Sophie Loubière, avec son roman Obsolète, nous offre une plongée vertigineuse dans un futur insoutenable où l’obsolescence programmée ne concerne plus nos gadgets, mais les femmes elles-mêmes. Imaginez un monde où, à 50 ans, mesdames, vous êtes priées de faire vos valises pour le Grand Recyclage, histoire de laisser la place à une femme plus jeune et fertile.

Dans cette société post-effondrement, l’humanité a appris à économiser les ressources, à se protéger du soleil et à recycler tout ce qui peut l’être. Y compris, donc, les femmes. Rachel, notre héroïne, approche de la date fatidique de son « retrait ». Solide et sereine en apparence, elle commence à douter de la bienveillance du fameux Domaine des Hautes-Plaines, destination finale des quinquagénaires, dépeinte comme idyllique. Après tout, personne n’en est jamais revenu pour en parler.

Ce roman n’est pas sans rappeler Le Ministère du futur de Kim Stanley Robinson, qui, malgré sa richesse et sa crédibilité, pouvait parfois sembler aussi digeste qu’un manuel d’instructions pour assembler un réacteur solaire. Loubière, elle, parvient à mêler anticipation écologique, féminisme et science-fiction avec une plume flamboyante et une intrigue policière haletante. Son récit fait froid dans le dos, notamment lorsqu’elle décrit une organisation sociale polygame  orientée vers la promotion de la fertilité, évoquant des œuvres comme Les Femmes de Stepford d’Ira Levin. Mais là où Levin construisait une satire sociale encore imprégnée du regard masculin – et au fond fasciné par le contrôle du corps des femmes – Loubière, elle, adopte une perspective féministe sans concession.

Et c’est bien ce contrôle du corps féminin qui est au cœur du roman, le rendant à la fois fascinant et insoutenable. Un contrôle si total, si implacable, qu’il interroge aussi la place des hommes dans ces systèmes d’oppression. Même soi-disant déconstruit, comment ne pas sentir en tant qu’individu du genre masculin le poids (même s’il se traduit concrètement par des privilèges) des cathédrales culturelles du patriarcat ? Comment être un homme dans un monde où tout semble conçu pour faire des femmes des ressources à exploiter, à rentabiliser, à « recycler » ? L’auteure ne se contente pas de dénoncer : elle met le lecteur face à cette contradiction existentielle, le forçant à se questionner sur ce que signifie véritablement sortir du système.

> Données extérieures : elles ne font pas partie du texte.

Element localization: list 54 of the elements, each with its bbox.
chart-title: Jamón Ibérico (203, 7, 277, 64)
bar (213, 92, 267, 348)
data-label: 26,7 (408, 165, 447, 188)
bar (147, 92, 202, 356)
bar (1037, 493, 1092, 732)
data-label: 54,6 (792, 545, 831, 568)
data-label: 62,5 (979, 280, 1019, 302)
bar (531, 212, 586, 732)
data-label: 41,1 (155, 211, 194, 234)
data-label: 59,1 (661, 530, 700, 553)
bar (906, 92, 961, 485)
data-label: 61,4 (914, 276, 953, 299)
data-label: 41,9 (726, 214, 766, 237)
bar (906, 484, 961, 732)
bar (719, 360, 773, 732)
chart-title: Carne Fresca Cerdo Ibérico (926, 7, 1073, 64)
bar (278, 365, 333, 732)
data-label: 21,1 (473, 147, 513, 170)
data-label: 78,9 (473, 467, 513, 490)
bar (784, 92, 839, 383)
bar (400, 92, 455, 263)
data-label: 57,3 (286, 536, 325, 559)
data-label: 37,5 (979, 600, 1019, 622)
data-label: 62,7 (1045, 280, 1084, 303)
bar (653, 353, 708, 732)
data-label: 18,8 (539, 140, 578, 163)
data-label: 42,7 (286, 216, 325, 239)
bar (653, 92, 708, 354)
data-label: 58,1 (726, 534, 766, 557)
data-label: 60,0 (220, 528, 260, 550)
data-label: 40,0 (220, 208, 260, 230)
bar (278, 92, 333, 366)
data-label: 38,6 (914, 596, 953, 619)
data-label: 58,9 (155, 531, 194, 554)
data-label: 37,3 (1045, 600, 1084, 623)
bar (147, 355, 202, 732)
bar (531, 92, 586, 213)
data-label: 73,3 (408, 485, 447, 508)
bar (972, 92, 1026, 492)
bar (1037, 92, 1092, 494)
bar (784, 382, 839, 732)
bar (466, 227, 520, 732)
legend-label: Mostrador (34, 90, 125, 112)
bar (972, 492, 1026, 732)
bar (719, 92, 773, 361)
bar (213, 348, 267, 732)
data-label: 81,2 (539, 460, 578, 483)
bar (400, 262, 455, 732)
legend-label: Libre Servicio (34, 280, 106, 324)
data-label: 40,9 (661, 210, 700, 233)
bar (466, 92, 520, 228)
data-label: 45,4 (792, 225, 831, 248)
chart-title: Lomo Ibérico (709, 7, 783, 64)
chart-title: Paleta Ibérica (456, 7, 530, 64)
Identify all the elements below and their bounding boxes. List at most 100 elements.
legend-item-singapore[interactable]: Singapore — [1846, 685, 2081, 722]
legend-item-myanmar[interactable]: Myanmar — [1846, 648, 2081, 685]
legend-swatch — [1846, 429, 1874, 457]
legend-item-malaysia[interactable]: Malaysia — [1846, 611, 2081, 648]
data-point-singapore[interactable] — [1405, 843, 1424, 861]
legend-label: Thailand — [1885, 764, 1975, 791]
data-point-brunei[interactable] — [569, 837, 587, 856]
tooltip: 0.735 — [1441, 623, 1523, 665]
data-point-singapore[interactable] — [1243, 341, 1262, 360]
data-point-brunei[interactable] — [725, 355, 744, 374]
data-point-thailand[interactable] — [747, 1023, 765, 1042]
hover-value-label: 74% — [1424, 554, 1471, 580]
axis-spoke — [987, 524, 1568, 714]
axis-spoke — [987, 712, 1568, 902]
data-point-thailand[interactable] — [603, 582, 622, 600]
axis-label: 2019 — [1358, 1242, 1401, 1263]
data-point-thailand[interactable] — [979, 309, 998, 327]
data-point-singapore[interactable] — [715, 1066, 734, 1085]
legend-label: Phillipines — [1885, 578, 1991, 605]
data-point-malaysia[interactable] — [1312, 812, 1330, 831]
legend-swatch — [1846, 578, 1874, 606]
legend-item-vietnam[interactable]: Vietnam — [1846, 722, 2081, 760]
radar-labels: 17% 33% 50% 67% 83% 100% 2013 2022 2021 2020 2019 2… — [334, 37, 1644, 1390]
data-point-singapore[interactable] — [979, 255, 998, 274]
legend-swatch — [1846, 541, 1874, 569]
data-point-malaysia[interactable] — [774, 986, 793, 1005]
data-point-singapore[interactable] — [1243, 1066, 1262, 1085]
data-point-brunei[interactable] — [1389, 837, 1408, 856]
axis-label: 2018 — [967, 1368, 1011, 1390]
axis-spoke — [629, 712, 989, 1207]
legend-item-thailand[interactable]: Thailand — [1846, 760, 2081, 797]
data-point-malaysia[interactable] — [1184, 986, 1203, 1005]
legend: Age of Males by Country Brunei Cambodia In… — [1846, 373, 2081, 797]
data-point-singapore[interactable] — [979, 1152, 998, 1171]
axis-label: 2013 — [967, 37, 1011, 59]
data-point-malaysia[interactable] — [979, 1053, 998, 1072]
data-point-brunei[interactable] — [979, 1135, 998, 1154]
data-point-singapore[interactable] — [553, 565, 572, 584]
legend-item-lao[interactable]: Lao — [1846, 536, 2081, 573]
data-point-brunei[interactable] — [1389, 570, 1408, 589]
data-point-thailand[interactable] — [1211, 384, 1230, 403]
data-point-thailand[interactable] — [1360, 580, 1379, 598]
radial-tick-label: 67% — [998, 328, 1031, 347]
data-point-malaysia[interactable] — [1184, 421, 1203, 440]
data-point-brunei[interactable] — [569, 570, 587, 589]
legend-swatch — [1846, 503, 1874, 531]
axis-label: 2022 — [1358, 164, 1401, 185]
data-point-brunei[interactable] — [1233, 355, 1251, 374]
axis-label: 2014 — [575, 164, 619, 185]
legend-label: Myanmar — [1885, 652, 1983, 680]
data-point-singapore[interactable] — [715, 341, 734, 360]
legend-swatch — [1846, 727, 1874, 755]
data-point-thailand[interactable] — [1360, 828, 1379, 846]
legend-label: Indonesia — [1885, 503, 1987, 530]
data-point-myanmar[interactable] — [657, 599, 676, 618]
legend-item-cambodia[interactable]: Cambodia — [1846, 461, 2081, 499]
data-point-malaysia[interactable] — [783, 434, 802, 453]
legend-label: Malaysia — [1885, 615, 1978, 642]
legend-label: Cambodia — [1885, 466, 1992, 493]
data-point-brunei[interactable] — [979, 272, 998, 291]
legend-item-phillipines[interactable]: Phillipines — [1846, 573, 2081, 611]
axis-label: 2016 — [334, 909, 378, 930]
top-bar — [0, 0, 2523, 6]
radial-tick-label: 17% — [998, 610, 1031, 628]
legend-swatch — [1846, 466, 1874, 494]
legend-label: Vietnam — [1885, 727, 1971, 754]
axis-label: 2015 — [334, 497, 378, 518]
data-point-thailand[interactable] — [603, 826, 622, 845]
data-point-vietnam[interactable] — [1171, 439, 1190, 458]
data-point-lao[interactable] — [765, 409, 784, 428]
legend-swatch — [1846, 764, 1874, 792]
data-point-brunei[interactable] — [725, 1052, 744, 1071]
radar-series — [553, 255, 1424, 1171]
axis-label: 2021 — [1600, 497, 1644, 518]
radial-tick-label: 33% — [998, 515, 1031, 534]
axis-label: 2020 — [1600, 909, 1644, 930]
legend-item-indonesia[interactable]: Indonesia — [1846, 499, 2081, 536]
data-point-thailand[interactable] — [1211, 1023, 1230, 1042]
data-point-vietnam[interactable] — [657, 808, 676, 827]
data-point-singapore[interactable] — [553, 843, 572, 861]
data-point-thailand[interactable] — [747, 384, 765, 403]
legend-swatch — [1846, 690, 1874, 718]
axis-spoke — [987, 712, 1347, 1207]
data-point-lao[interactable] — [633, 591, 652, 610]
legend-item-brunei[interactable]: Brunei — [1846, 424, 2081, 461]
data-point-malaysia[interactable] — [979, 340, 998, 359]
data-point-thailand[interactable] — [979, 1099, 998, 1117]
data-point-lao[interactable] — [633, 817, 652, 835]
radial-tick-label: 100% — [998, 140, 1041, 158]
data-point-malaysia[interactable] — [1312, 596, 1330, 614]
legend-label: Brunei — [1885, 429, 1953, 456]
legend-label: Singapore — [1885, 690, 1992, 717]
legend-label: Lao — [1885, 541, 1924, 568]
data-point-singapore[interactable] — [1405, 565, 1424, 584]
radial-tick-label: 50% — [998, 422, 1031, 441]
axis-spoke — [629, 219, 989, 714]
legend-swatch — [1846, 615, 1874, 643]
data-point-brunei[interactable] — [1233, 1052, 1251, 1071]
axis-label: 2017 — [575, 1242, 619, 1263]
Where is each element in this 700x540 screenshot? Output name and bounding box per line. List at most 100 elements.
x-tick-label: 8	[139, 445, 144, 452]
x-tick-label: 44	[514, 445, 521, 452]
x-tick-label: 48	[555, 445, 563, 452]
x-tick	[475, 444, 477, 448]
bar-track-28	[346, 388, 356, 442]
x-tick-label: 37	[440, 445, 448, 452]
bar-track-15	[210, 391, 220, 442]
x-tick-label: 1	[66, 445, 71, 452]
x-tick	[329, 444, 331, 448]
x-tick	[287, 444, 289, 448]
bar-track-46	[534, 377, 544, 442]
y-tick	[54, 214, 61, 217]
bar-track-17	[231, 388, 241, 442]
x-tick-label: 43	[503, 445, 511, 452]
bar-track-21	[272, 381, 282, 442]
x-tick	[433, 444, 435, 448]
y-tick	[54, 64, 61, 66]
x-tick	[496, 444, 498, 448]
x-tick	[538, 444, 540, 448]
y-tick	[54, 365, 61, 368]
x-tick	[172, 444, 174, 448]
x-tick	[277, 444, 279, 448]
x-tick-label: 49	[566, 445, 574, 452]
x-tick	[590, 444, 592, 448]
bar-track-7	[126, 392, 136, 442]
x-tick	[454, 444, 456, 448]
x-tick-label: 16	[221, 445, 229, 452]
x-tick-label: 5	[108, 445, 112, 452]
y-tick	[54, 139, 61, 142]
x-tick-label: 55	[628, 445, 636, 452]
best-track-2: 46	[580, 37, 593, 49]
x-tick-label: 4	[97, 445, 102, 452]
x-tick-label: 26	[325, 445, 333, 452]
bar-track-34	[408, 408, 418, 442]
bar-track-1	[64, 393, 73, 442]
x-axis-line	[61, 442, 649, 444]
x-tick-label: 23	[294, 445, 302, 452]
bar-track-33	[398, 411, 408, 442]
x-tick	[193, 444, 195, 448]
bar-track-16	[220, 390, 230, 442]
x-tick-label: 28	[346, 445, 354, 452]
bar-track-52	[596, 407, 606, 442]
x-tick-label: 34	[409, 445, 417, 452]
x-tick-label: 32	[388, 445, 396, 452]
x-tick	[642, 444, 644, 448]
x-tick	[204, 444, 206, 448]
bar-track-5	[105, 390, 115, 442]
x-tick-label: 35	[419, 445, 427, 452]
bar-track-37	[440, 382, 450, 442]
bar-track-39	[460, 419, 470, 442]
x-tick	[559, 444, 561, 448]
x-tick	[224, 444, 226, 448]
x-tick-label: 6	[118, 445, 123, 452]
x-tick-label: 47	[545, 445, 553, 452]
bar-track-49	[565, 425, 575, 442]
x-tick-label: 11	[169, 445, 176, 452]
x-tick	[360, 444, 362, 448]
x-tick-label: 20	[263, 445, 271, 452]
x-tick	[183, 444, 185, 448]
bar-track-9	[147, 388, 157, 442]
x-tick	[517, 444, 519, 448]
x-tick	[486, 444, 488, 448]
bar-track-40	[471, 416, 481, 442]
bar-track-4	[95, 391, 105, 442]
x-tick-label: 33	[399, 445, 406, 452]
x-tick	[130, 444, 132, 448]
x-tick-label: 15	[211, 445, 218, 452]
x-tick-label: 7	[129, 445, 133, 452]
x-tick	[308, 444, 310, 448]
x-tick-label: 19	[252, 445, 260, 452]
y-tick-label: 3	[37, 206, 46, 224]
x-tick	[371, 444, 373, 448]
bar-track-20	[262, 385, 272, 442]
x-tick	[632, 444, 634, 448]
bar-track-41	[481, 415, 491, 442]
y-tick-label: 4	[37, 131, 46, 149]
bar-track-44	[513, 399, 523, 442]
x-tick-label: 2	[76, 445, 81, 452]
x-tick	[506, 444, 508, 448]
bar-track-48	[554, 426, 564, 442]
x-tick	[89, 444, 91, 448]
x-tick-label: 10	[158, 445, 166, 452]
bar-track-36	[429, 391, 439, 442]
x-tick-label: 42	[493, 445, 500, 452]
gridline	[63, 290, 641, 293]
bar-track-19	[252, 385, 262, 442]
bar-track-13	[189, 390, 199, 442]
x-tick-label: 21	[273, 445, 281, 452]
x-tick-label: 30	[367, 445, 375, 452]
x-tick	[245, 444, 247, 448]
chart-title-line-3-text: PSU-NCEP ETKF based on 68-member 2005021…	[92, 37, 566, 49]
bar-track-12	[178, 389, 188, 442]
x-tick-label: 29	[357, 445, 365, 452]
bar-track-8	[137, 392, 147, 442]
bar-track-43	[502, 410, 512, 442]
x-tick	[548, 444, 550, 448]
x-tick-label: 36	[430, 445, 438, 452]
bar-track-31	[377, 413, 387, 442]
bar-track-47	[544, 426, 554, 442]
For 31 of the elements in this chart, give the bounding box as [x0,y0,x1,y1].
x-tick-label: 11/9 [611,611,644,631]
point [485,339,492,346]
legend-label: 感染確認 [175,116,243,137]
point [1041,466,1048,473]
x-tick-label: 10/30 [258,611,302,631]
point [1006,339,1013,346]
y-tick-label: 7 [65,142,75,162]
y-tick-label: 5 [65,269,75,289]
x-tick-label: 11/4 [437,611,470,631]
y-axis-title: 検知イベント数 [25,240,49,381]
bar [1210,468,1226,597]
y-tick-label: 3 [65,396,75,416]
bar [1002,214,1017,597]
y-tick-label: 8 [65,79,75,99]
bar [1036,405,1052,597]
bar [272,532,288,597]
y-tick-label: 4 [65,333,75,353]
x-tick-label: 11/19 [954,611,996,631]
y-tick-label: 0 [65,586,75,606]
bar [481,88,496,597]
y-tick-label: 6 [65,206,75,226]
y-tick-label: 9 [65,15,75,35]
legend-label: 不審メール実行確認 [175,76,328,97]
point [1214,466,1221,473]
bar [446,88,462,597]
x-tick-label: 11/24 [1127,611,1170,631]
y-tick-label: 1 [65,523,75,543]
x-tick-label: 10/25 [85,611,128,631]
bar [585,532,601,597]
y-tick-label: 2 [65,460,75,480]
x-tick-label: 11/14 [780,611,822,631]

En refermant Obsolète, difficile de ne pas penser à la chanson Une sorcière comme les autres de notre regrettée Anne Sylvestre, tant le roman interroge sur la condition féminine et les carcans imposés par la société. Loubière nous livre ici une œuvre puissante qui remplit brillamment les fonctions de la science-fiction intelligente : nous faire vibrer et réfléchir. Une jolie claque.